GMC chief executive Charlie Massey said: “Doctors represent a mobile workforce, whose skills are in high demand around the world. Internationally qualified doctors who have historically chosen to work in the UK could quite conceivably choose to leave if they feel they have no future job progression here, or if the country feels less welcoming.

“Any hardening of rhetoric and falling away of support could undermine the UK’s image as somewhere the brightest and the best from all over the world want to work.

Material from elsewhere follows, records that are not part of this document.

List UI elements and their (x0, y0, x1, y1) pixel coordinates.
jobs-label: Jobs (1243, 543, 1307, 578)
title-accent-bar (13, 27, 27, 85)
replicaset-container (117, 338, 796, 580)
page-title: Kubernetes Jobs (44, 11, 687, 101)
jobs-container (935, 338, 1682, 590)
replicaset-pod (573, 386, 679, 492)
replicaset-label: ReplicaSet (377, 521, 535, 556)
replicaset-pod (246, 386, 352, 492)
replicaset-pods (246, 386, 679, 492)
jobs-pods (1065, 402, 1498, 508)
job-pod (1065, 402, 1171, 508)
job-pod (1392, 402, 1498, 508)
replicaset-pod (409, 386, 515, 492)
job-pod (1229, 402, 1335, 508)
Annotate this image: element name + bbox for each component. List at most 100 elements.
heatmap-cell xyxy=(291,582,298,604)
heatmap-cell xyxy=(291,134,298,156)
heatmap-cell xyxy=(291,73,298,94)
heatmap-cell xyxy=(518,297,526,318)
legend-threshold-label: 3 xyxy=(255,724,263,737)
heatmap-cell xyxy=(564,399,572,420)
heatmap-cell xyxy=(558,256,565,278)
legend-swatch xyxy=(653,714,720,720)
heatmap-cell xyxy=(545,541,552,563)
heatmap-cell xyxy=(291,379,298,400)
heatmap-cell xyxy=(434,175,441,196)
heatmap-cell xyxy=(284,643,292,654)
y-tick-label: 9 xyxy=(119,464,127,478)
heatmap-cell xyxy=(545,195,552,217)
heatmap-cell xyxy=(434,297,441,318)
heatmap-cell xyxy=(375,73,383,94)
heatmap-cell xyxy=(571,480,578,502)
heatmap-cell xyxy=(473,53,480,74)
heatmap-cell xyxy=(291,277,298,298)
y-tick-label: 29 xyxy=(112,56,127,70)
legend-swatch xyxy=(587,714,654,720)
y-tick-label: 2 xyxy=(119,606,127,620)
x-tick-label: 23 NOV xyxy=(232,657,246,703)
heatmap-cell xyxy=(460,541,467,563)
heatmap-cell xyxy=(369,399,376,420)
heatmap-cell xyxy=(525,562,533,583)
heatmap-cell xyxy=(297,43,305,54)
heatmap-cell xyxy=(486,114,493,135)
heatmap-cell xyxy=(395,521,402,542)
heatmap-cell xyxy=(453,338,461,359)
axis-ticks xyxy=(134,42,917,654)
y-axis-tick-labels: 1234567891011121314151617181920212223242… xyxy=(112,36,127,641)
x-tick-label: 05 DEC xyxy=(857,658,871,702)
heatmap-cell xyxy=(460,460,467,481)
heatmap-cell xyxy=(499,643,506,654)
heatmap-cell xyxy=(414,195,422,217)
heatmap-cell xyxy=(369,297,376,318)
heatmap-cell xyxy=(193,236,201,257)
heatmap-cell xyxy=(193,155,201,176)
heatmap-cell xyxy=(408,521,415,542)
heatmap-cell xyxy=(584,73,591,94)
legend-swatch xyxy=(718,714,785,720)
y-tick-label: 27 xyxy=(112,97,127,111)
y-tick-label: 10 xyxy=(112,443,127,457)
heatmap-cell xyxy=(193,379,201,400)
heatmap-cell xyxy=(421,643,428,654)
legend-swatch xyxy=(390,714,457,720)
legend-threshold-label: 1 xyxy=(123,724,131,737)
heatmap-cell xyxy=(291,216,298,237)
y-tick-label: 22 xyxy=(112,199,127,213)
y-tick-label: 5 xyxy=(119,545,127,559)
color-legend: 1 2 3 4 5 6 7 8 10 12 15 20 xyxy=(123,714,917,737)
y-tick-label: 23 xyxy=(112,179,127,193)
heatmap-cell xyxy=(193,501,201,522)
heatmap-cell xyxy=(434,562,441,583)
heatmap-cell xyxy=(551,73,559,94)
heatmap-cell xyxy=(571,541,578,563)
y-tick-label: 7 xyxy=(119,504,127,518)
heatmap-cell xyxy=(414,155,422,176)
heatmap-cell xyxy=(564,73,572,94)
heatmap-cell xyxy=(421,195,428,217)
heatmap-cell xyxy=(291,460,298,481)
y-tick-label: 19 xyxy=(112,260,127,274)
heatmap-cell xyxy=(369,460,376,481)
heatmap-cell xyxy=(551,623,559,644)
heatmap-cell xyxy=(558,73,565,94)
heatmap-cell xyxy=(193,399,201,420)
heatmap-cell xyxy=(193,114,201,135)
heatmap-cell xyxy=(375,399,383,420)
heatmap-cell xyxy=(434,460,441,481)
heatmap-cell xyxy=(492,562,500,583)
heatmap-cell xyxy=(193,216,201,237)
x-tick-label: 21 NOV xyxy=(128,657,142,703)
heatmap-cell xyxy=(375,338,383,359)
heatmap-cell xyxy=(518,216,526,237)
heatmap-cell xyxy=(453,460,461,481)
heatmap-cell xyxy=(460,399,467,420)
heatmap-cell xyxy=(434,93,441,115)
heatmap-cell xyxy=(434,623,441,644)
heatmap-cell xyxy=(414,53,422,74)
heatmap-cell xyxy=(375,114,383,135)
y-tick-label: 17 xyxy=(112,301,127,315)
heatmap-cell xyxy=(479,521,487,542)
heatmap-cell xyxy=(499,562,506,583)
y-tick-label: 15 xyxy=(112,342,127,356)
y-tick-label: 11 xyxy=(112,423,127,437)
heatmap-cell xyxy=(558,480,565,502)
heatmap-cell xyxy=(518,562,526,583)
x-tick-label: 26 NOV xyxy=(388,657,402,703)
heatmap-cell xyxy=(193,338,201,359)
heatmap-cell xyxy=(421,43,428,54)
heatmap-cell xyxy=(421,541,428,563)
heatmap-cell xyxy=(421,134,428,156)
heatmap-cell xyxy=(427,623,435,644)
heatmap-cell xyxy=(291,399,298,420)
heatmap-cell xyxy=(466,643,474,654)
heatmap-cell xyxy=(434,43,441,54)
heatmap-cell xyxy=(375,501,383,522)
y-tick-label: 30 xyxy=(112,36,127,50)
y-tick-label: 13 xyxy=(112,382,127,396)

“It is vital that workforce policies do not inadvertently demoralise or drive out the talent on which our health services depend.

“Doctors who qualified outside of the UK make up 42% of those working in the UK.

“If we see even a small percentage increase in them leaving, our health services will end up with huge holes that they’ll struggle to fill.”

It comes after health leaders warned that St George’s flags are creating “no-go zones” for NHS staff, with some facing frequent abuse.

Workers feel intimidated by the presence of the flags across the country, including when they are visiting people in their own homes to give them treatment, according to several NHS trust chief executives and leaders.

An NHS Providers poll of senior managers found 45% were extremely concerned about discrimination towards NHS staff from patients and the public, while a further 33% were moderately concerned.

Mr Massey added: “Whatever the future makeup of the workforce, we all – from employers to regulators, policymakers to the profession itself – have a duty to recognise the essential contribution all doctors make, irrespective of background, and to ensure that each one is supported and valued accordingly.”

Speaking last week about resident doctors going on strike, Health Secretary Wes Streeting said he was proposing changes to improve doctors’ lives, including more training places and changes to international recruitment.

He acknowledged that two-thirds of the 30,000 doctors applying for 10,000 training places are international medical graduates.

Mr Streeting said: “One of the things that I’m doing is putting an end to the absurdity where homegrown talent are having to compete for the same training places on equal terms against people who’ve trained overseas.

“I think it’s crackers. I think it’s unfair to our own doctors. I also think it doesn’t help this country with unmanageable levels of net migration.

“So, I’m working as fast as I can and hopefully that will be by 2027, but I’m actually looking at whether I can do something much more urgently.

“The challenge is a legal one. I’m looking at whether there are things I can do more quickly.”